What do we mean when we say the word ‘death’? Our experience is that others die. That is, the word, if it has any basis in experience, is about our experience of others’ physical deaths. And, so usually when we apply the word to ourselves, it is often applied to the disintegration of our physical body, as an object – a thing that can be seen from ‘over there,’ in the way that we might see the body of another.

The inner experience is a mystery, and we rarely know how to go about exploring this while we are alive. Some of us – perhaps many of us – believe that it is impossible to explore death while alive. But there is a way: to the extent that we can bring the word ‘death’ into contact with the experiential dimension of our life, to that extent we can use it to point to how we feel.

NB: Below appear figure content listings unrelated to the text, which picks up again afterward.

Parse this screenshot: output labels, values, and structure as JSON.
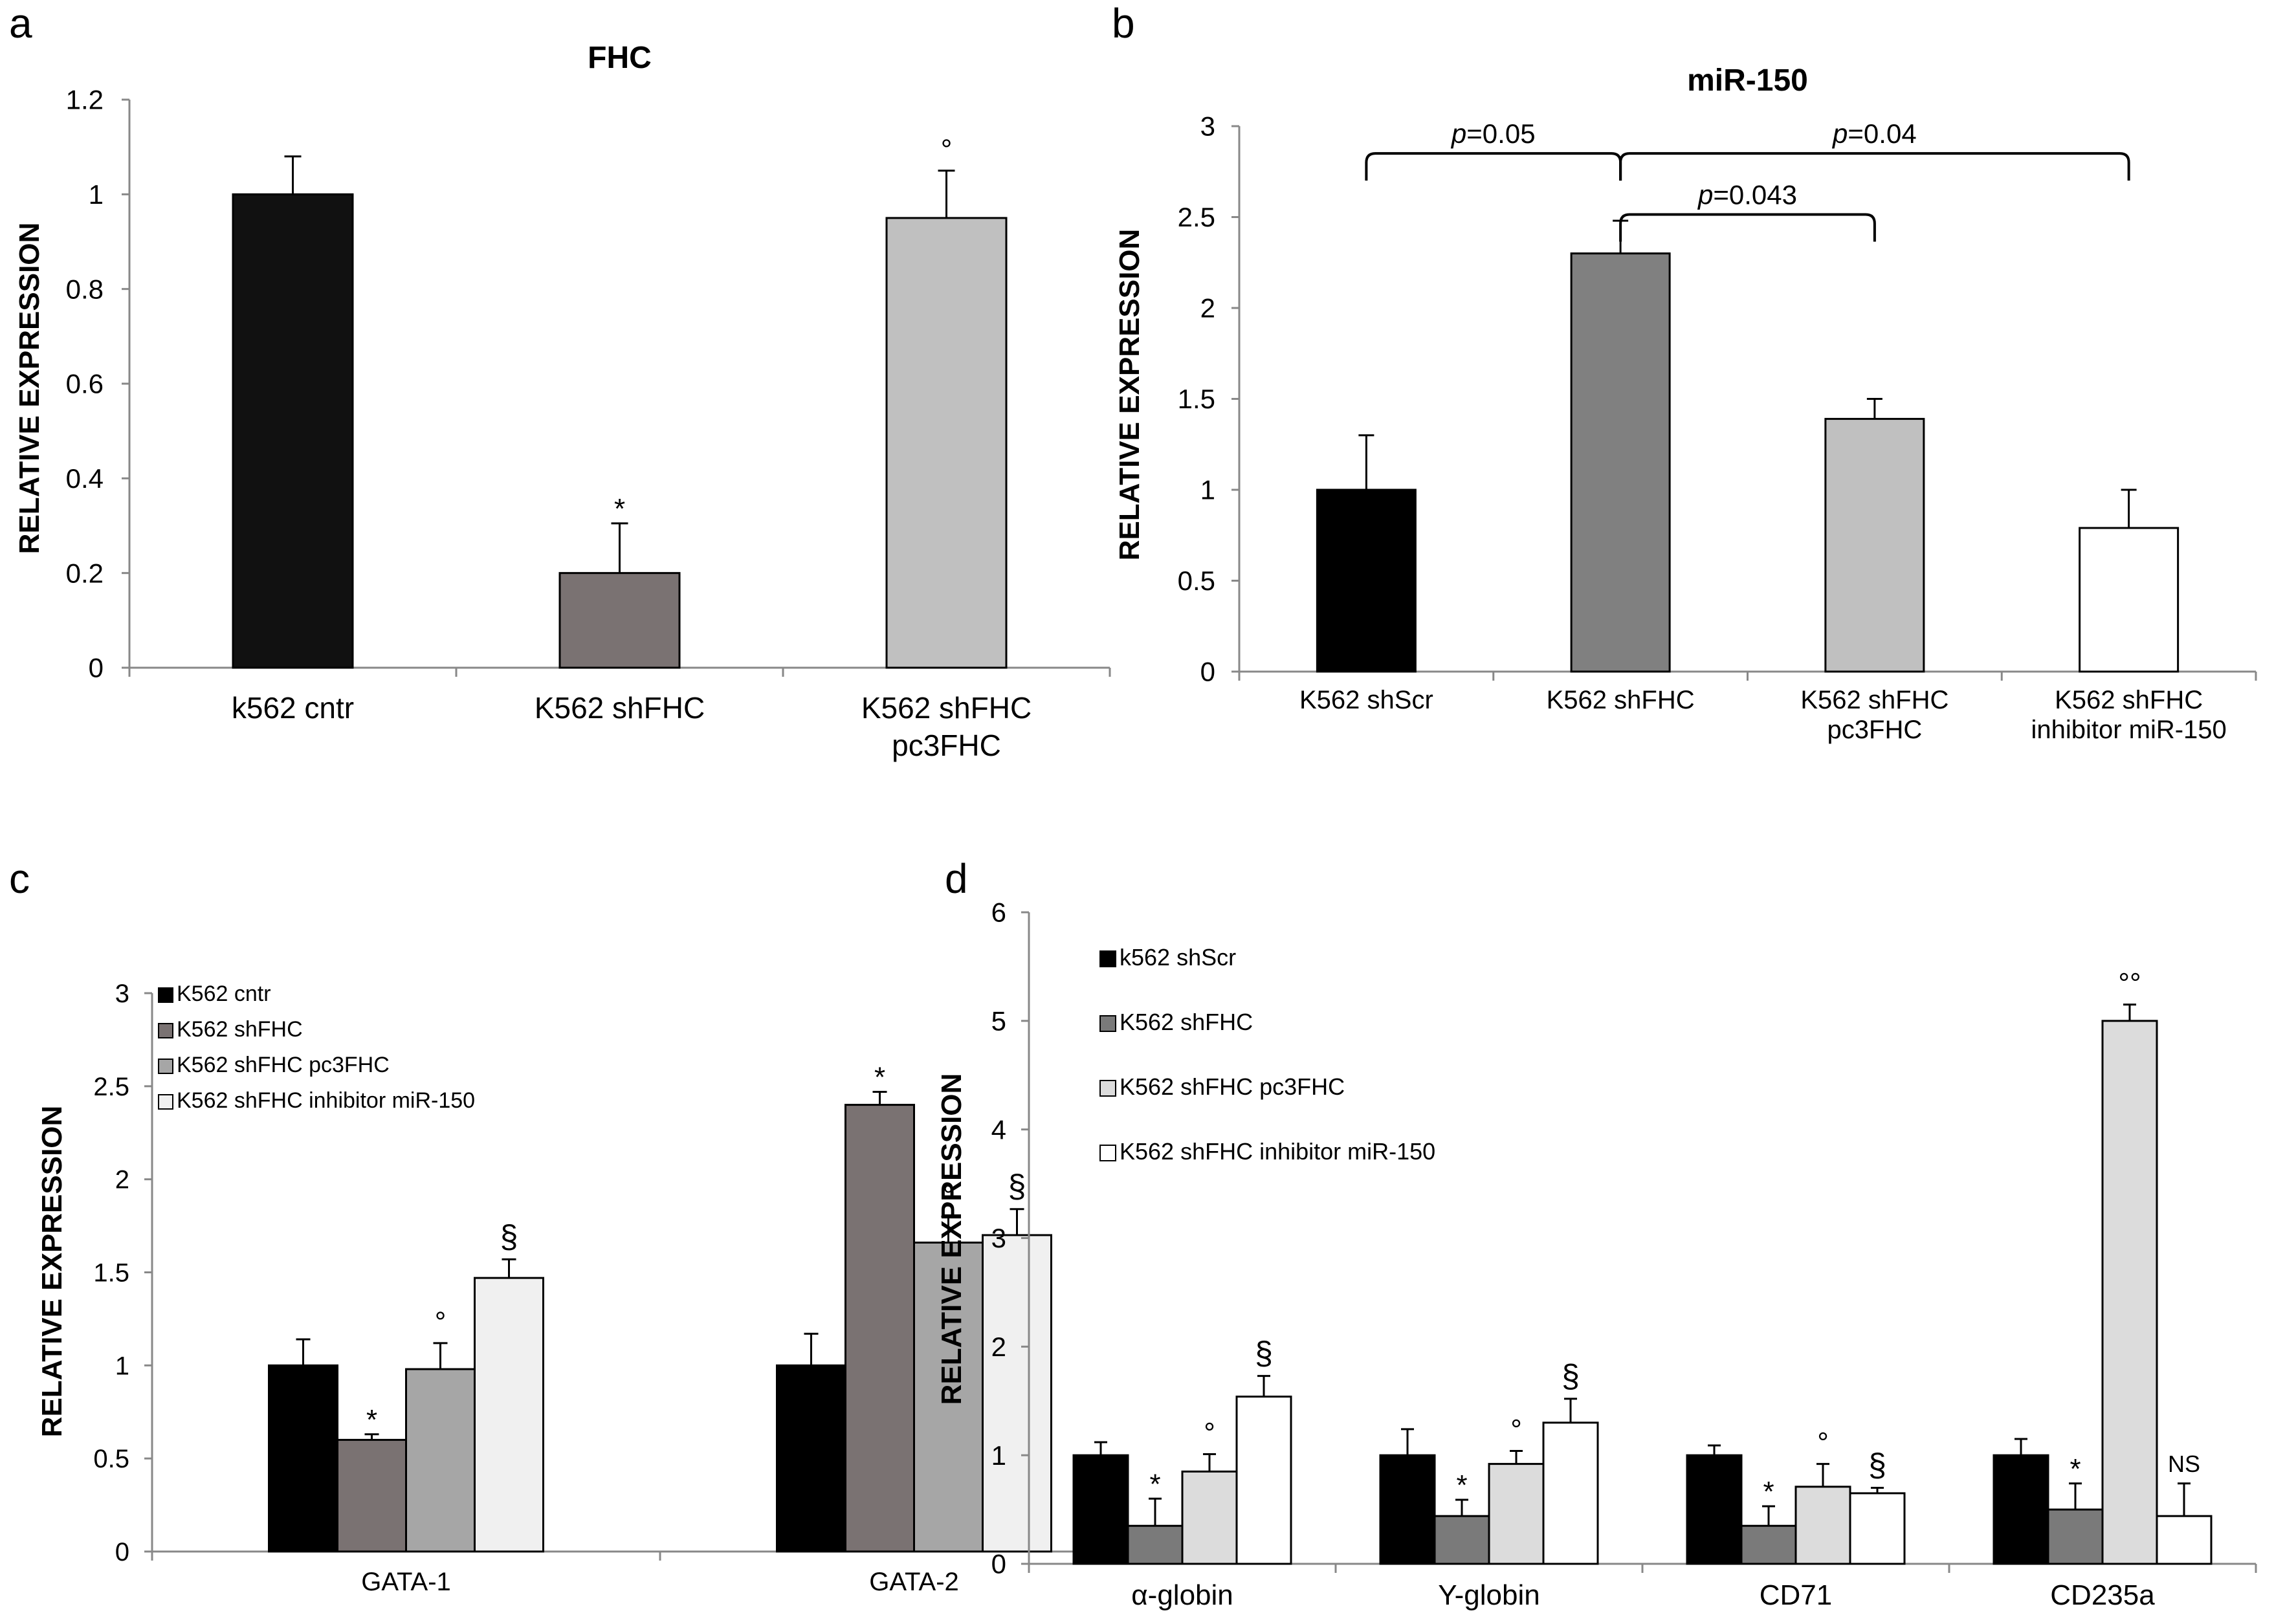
{
  "chart_data": [
    {
      "panel": "a",
      "type": "bar",
      "title": "FHC",
      "ylabel": "RELATIVE EXPRESSION",
      "ylim": [
        0,
        1.2
      ],
      "yticks": [
        "0",
        "0.2",
        "0.4",
        "0.6",
        "0.8",
        "1",
        "1.2"
      ],
      "categories": [
        "k562 cntr",
        "K562 shFHC",
        "K562 shFHC pc3FHC"
      ],
      "category_lines": [
        [
          "k562 cntr"
        ],
        [
          "K562 shFHC"
        ],
        [
          "K562 shFHC",
          "pc3FHC"
        ]
      ],
      "values": [
        1.0,
        0.2,
        0.95
      ],
      "errors": [
        0.08,
        0.105,
        0.1
      ],
      "markers": [
        "",
        "*",
        "°"
      ],
      "colors": [
        "#111111",
        "#7a7272",
        "#c0c0c0"
      ]
    },
    {
      "panel": "b",
      "type": "bar",
      "title": "miR-150",
      "ylabel": "RELATIVE EXPRESSION",
      "ylim": [
        0,
        3
      ],
      "yticks": [
        "0",
        "0.5",
        "1",
        "1.5",
        "2",
        "2.5",
        "3"
      ],
      "categories": [
        "K562 shScr",
        "K562 shFHC",
        "K562 shFHC pc3FHC",
        "K562 shFHC inhibitor miR-150"
      ],
      "category_lines": [
        [
          "K562 shScr"
        ],
        [
          "K562 shFHC"
        ],
        [
          "K562 shFHC",
          "pc3FHC"
        ],
        [
          "K562 shFHC",
          "inhibitor miR-150"
        ]
      ],
      "values": [
        1.0,
        2.3,
        1.39,
        0.79
      ],
      "errors": [
        0.3,
        0.18,
        0.11,
        0.21
      ],
      "markers": [
        "",
        "",
        "",
        ""
      ],
      "colors": [
        "#000000",
        "#808080",
        "#c0c0c0",
        "#ffffff"
      ],
      "annotations": [
        {
          "p": "p",
          "label": "=0.05",
          "from": 0,
          "to": 1,
          "level": 2.85
        },
        {
          "p": "p",
          "label": "=0.04",
          "from": 1,
          "to": 3,
          "level": 2.85
        },
        {
          "p": "p",
          "label": "=0.043",
          "from": 1,
          "to": 2,
          "level": 2.55
        }
      ]
    },
    {
      "panel": "c",
      "type": "bar",
      "ylabel": "RELATIVE EXPRESSION",
      "ylim": [
        0,
        3
      ],
      "yticks": [
        "0",
        "0.5",
        "1",
        "1.5",
        "2",
        "2.5",
        "3"
      ],
      "categories": [
        "GATA-1",
        "GATA-2"
      ],
      "series": [
        {
          "name": "K562 cntr",
          "color": "#000000",
          "values": [
            1.0,
            1.0
          ],
          "errors": [
            0.14,
            0.17
          ],
          "markers": [
            "",
            ""
          ]
        },
        {
          "name": "K562 shFHC",
          "color": "#7a7272",
          "values": [
            0.6,
            2.4
          ],
          "errors": [
            0.03,
            0.07
          ],
          "markers": [
            "*",
            "*"
          ]
        },
        {
          "name": "K562 shFHC pc3FHC",
          "color": "#a6a6a6",
          "values": [
            0.98,
            1.66
          ],
          "errors": [
            0.14,
            0.14
          ],
          "markers": [
            "°",
            "°"
          ]
        },
        {
          "name": "K562 shFHC inhibitor miR-150",
          "color": "#f0f0f0",
          "values": [
            1.47,
            1.7
          ],
          "errors": [
            0.1,
            0.14
          ],
          "markers": [
            "§",
            "§"
          ]
        }
      ]
    },
    {
      "panel": "d",
      "type": "bar",
      "ylabel": "RELATIVE EXPRESSION",
      "ylim": [
        0,
        6
      ],
      "yticks": [
        "0",
        "1",
        "2",
        "3",
        "4",
        "5",
        "6"
      ],
      "categories": [
        "α-globin",
        "Y-globin",
        "CD71",
        "CD235a"
      ],
      "series": [
        {
          "name": "k562  shScr",
          "color": "#000000",
          "values": [
            1.0,
            1.0,
            1.0,
            1.0
          ],
          "errors": [
            0.12,
            0.24,
            0.09,
            0.15
          ],
          "markers": [
            "",
            "",
            "",
            ""
          ]
        },
        {
          "name": "K562  shFHC",
          "color": "#7a7a7a",
          "values": [
            0.35,
            0.44,
            0.35,
            0.5
          ],
          "errors": [
            0.25,
            0.15,
            0.18,
            0.24
          ],
          "markers": [
            "*",
            "*",
            "*",
            "*"
          ]
        },
        {
          "name": "K562  shFHC pc3FHC",
          "color": "#dcdcdc",
          "values": [
            0.85,
            0.92,
            0.71,
            5.0
          ],
          "errors": [
            0.16,
            0.12,
            0.21,
            0.15
          ],
          "markers": [
            "°",
            "°",
            "°",
            "°°"
          ]
        },
        {
          "name": "K562  shFHC inhibitor  miR-150",
          "color": "#ffffff",
          "values": [
            1.54,
            1.3,
            0.65,
            0.44
          ],
          "errors": [
            0.19,
            0.22,
            0.05,
            0.3
          ],
          "markers": [
            "§",
            "§",
            "§",
            "NS"
          ]
        }
      ]
    }
  ]
}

There are other uses of the words ‘die’ and ‘death ‘which apply to emotional conditions. We can explore death, for example, when we have certain intense life-experiences, those which challenge our established patterns.

We can explore why, for instance, we say, ‘I could have died,’ when we have experienced embarrassing moments. Spiritual practices, including meditation and mindfulness, can bring us intimately in contact with experiences of ego-loss, and there we find the word death begins to take on a more personal meaning.

I felt this most deeply in the mid-nineties. My experience of my identity underwent such a radical change, due to Zen retreat practice, that for a few weeks, I felt as if I was ‘dying.’ What exactly did I feel that made that word the right one for my experience? It did fit; but, why was that the word I used, for this change in the way that I experienced myself?

It was the sense of losing my old personality, my identity; of losing ‘identification with’ the story I could tell, and had told, of who I was. There was stable contact with an inconceivable dimension of myself. This brought a new understanding of death. I was, at last, actually accepting a dimension that had been insistently nudging at my consciousness for twenty years – that of being unnameable.

In this time, I turned around to face the one that had been haunting me: the feeling that I was nothing that could be experienced as an object – not a body, not a mental ‘me,’ nothing with colour or form.

It wasn’t just that the ‘I’ couldn’t be found, that there was nothing anywhere. I had lived in that kind of existential crisis, as I said, for twenty years. No, this was the recognition that my deepest ‘I’ did exist after all, and that what it was could be called the Unfindable. I was (and am, of course) that big not-graspable silence, the (…..).

And, the best way for me, the human, to describe how the shift from the old felt was to say, “I am dying.” “I feel like I am dying,” I said to my Zen teacher Subhana, when I rang her for to get a reality check.

I didn’t know what the end of the body is like, but this felt like what death must be like. People who take up A Year to Live practice are often surprised at how easily the practice drops off their radar. One reason that this is so is because we want to avoid feeling the loss of our familiar sense of self.

And another is that we fear, down in our depths, that we are nothing. I find, in my work with others, that we have a belief that, to be ourselves, we have to always be able to tell a story.

Stories are an important part of our lives, but they are not all there is. And neither are stories the core of our life. No person is their content. I’m not my gross physical life – that’s content. I’m not my emotional content, and not even my subtle mind content. Now is not content. Try grasping hold of this now. Where is it? Death, as an inner experience, is: dying to our content. 

When you take up the way of present-moment remembrance, you get the chance to surrender attachment to the sphere of death – all your content – many times a day, of course, in the flow of your usual relationships. No special retreats are necessary. And, alone in your life – while walking, standing, sitting, lying down – you can also let go your mental chatter, and relax into not naming.

I let go my constructed identity, right there in my stories, my commentaries, my self-scenarios, my self-justifications, and so on. I have, then, the entry into the wonder of being empty of content, empty of all that comes and goes; yet I feel full, in the fullness of this (…..).

I can notice that the mind makes a lot of unnecessary invitations – habitual invitations – to take up the content, the commentaries, and so on; but, I can practice the art of dying, by just saying: “No, thank you. I’ll accept not knowing anything about who I am, just now.” The Buddha said that to stop identifying with our content is to become “profound, immeasurable, hard to fathom like the ocean.” (Majjhima Nikāya, 72)

There is time for stories, so I am not suggesting suppressing thinking. It’s rather noticing the implicit background to thinking and letting that play a part in your life. Then, the stories serve life, rather than obscure it. This means relinquishing reckoning oneself in terms of anything ultimately findable. To do this, we will need to feel the fear of dying.

This ocean of the Inconceivable is not the only aspect of awakened life, of course. There is a place for your uniqueness, after all. However, it is an important discovery, this mystery of Being, which will then put your individuality in perspective. With this discovery comes true riches.

And, aren’t we in a runaway habit of trying to fathom ourselves with concepts? Are we willing to become the Unfindable, the profound ocean? Or, will we keep frustratingly looking for ourselves in the sphere of what comes and goes, the sphere of what is being born and what is dying?

To find the true refuge, we need to turn around, and say hello to our fear of being nothing.